Saving money consistently is a smart practice, whether you have a specific goal in mind, such as a down payment on a home or a more robust emergency fund, or you simply want to offer yourself options in the future. It not only helps you achieve a goal, but it also means you’re spending less than you earn, which means you’ll be better prepared to deal with a financial setback.
4. Put a savings system in place
You can utilise the 50/30/20 budget to determine how much money you can devote to your objective while also considering your debt repayment plans.

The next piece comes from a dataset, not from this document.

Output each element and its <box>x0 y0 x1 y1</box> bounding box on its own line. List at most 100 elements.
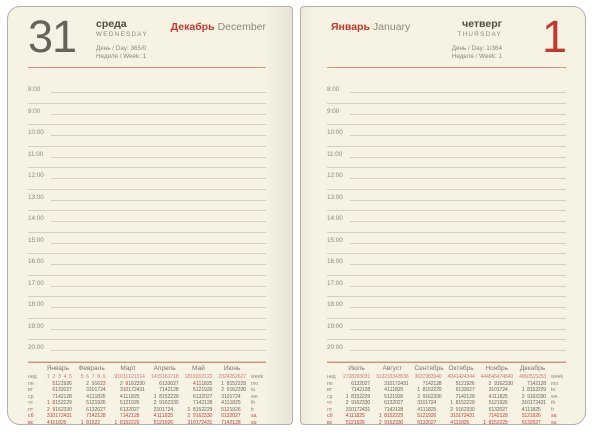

A savings account may be the best place to keep your money for short- to medium-term savings goals. Short-term investing includes a lot greater risk, so while growth in a savings account will be slower, your money will be there when you need it. If you want to build up an emergency fund to protect yourself from financial trouble in the future, a decent plan is to set away three to six months’ worth of spending.
Begin small: Start with a $500 or $1,000 savings goal and work your way up from there. It’s fine if it takes several years to accumulate a half-worth year’s of costs in your account. Consistently save, and consider using windfalls — such as tax refunds or rebates — to help you reach your emergency fund goal even faster.
Disclaimer: This article is not intended as legal, financial or investment advice and should not be construed or relied on as such. Before making any commitment of a legal or financial nature you should seek advice from a qualified and registered Australian legal practitioner or financial or investment advisor.